Persoalan lain, korban RJS disebut pernah menjalin hubungan asmara dengan pelaku. Tapi tak direstui oleh orang tua RJS lantaran remaja 15 tahun ini punya pasangan lain.
“Jadi sementara ini [motifnya] dendam karena percekcokan antar tetangga sebelah, permasalahan ayam, kemudian juga korban meminjam helm belum dikembalikan,” ujarnya.
Pengacara keluarga korban, Bayu Mega Malela, menjelaskan bahwa merujuk pada rekonstruksi yang dilakukan pada Rabu (07/02) diketahui bahwa pelaku tidak hanya melakukan pemerkosaan terhadap RJS, tapi juga ibu korban SW.
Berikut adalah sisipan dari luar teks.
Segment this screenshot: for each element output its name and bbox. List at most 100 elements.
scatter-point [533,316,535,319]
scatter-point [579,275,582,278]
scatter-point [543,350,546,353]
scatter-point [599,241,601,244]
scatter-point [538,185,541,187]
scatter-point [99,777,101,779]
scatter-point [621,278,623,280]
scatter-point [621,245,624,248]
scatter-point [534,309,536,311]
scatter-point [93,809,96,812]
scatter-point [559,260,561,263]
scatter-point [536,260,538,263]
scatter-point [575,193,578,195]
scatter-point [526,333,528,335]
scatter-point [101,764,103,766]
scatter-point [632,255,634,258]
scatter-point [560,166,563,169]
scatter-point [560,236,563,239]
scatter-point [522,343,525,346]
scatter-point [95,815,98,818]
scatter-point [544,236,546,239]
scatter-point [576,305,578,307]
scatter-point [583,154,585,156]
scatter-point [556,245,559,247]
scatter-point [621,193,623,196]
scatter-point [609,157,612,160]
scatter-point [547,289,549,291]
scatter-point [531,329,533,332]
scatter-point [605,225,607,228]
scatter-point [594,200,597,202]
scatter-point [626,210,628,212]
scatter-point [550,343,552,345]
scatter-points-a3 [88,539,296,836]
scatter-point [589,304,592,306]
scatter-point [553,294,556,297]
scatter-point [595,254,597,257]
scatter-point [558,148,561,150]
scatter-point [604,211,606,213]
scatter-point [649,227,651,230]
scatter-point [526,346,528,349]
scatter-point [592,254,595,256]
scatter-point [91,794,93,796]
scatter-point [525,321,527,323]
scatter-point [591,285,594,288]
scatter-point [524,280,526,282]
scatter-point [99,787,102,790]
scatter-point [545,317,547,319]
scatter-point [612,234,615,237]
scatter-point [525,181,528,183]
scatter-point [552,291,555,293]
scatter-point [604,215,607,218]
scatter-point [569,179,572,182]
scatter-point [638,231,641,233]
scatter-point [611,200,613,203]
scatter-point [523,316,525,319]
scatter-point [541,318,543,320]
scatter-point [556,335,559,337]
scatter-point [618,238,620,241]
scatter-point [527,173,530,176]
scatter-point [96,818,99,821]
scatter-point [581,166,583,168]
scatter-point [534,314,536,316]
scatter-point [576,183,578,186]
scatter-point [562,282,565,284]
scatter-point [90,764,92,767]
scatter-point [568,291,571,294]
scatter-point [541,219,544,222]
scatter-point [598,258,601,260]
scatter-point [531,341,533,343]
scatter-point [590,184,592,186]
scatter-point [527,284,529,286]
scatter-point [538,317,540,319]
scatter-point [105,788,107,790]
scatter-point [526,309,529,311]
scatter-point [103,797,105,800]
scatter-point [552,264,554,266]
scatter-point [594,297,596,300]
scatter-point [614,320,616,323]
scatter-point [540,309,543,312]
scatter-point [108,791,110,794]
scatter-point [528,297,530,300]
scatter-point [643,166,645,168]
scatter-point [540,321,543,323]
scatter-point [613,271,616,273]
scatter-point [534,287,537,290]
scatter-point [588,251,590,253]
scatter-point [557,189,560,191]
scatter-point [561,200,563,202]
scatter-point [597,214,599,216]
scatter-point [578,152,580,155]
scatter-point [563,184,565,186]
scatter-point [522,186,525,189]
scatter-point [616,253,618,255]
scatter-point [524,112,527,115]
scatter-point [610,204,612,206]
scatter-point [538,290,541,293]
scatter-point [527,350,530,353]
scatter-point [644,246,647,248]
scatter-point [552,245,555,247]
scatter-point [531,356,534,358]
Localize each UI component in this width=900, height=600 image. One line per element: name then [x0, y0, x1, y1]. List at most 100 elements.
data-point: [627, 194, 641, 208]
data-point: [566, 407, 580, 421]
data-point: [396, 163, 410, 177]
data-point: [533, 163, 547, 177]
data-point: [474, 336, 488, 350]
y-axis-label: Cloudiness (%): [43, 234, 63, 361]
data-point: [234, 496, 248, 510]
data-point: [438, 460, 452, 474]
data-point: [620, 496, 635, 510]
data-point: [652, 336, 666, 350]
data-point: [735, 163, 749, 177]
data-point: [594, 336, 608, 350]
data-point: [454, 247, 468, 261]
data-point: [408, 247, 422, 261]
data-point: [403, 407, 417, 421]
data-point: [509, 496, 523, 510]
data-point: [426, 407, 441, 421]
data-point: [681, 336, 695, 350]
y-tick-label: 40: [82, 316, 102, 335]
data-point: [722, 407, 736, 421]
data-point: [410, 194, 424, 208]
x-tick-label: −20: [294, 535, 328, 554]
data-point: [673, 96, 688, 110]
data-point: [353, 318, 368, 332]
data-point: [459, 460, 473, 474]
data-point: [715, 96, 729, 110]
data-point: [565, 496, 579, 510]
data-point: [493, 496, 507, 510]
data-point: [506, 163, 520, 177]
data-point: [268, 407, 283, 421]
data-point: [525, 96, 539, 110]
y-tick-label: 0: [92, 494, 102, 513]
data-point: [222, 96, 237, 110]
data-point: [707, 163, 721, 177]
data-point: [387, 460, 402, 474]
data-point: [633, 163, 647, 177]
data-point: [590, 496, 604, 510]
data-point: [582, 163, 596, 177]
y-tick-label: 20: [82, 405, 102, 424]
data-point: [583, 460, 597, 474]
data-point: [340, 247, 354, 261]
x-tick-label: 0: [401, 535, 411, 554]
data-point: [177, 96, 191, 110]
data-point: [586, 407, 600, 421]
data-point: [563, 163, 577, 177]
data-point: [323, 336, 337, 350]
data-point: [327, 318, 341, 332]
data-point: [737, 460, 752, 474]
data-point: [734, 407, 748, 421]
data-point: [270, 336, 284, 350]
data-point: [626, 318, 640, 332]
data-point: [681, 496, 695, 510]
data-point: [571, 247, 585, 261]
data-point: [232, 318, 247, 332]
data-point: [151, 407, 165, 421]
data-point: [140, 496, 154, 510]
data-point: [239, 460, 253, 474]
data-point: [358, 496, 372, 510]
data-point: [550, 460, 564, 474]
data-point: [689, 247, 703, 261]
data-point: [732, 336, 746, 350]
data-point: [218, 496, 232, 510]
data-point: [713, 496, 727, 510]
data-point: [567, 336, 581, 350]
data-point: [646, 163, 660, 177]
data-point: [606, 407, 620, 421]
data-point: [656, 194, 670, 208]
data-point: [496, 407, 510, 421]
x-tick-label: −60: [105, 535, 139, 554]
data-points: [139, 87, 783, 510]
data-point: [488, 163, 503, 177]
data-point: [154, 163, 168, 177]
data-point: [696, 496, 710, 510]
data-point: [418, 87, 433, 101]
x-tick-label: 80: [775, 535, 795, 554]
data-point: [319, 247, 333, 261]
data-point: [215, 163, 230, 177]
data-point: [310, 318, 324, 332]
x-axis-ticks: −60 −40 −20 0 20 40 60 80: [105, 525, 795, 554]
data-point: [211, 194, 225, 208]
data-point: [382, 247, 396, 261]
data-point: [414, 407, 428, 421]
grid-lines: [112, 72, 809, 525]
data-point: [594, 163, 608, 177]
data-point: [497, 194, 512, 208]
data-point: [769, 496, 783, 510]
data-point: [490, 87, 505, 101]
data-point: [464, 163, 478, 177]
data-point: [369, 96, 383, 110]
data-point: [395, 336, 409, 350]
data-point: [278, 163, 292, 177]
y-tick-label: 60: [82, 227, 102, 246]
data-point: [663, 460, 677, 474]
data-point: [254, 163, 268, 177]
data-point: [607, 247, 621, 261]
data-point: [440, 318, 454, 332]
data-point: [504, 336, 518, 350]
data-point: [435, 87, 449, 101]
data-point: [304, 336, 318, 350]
Saat rekonstruksi berlangsung, katanya, pelaku tidak memperlihatkan rasa penyesalahan.
“Kalau orang menyesal itu kan pasti menangis. Tapi ini tidak, biasa-biasa saja. Kalau kami sebut psikopat anak ini,” ujar Bayu kepada wartawan Hasanuddin yang melaporkan untuk dikutip dari Detikcom.
Menurutnya apa yang dilakukan pelaku adalah kejahatan luar biasa sehingga dia patut dihukum berat yakni hukuman mati.
“Sesugguhnya hukuman mati pun tidak cukup, karena sudah melakukan pembunuhan berencana, kemudian menyetubuhi korban dan mengambil barang korban.”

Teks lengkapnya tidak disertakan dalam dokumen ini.